Pod-Galerkin Reduced Order Methods for CFD Using Finite Volume Discretisation: Vortex Shedding Around a Circular Cylinder
For engineers simulating vortex shedding, this work provides a ROM that reduces computational cost while maintaining accuracy, though it is an incremental adaptation of existing methods to a finite volume framework.
This work presents a POD-Galerkin reduced order model for incompressible flow around a circular cylinder, adapted to a finite volume discretization. The ROM accurately reproduces pressure fields and achieves good agreement with full order results for drag and lift coefficients.

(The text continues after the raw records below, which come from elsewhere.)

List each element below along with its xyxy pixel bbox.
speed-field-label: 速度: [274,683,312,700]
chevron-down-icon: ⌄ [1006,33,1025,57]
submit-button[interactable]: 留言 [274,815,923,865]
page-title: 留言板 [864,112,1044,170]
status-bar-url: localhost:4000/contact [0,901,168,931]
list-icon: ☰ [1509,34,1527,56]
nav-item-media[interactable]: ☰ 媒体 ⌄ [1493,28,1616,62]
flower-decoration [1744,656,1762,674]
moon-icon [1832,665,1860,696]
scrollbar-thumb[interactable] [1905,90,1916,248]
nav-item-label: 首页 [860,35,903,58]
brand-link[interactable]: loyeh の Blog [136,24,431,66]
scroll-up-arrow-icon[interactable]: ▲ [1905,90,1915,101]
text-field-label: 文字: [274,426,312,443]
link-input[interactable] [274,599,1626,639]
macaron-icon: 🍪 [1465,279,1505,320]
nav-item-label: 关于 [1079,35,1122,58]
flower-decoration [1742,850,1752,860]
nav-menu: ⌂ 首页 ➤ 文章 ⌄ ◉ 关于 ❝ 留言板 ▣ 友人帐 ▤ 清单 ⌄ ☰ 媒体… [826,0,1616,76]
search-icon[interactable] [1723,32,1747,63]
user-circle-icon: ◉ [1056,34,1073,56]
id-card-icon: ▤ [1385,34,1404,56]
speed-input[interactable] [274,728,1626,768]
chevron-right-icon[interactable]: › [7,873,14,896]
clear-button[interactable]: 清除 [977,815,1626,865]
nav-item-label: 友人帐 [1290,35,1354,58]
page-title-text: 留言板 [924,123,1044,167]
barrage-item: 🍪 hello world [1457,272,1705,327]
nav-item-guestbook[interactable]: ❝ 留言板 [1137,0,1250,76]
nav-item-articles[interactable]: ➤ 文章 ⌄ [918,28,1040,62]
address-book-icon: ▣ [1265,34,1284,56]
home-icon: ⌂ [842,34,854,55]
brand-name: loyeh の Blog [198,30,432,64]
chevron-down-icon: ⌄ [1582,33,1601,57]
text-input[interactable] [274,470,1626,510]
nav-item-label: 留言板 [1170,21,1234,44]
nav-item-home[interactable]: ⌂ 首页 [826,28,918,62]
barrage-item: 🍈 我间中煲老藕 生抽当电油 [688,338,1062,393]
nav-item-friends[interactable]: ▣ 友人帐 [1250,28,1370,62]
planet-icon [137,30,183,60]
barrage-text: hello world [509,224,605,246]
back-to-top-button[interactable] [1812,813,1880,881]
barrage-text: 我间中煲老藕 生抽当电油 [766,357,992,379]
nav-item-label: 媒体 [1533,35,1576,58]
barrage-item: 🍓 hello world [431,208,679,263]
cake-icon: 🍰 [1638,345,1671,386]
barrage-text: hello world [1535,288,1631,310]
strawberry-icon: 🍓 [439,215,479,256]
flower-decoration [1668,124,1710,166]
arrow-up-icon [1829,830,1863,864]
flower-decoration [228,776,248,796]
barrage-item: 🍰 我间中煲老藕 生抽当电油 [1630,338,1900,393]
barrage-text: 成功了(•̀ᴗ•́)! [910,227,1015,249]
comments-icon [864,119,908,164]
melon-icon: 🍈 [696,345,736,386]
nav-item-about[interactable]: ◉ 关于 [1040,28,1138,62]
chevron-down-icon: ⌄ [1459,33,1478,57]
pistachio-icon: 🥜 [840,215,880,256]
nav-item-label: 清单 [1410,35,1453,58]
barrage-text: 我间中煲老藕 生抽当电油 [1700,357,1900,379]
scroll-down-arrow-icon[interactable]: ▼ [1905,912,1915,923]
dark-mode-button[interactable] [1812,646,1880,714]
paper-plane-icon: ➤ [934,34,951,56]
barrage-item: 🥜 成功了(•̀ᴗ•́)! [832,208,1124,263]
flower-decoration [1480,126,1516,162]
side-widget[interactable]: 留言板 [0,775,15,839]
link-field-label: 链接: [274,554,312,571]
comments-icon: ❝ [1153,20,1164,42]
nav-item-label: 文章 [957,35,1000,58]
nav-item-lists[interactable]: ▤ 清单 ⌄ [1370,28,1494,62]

Vortex shedding around circular cylinders is a well known and studied phenomenon that appears in many engineering fields. A Reduced Order Model (ROM) of the incompressible flow around a circular cylinder is presented in this work. The ROM is built performing a Galerkin projection of the governing equations onto a lower dimensional space. The reduced basis space is generated using a Proper Orthogonal Decomposition (POD) approach. In particular the focus is into (i) the correct reproduction of the pressure field, that in case of the vortex shedding phenomenon, is of primary importance for the calculation of the drag and lift coefficients; (ii) the projection of the Governing equations (momentum equation and Poisson equation for pressure) performed onto different reduced basis space for velocity and pressure, respectively; (iii) all the relevant modifications necessary to adapt standard finite element POD-Galerkin methods to a finite volume framework. The accuracy of the reduced order model is assessed against full order results.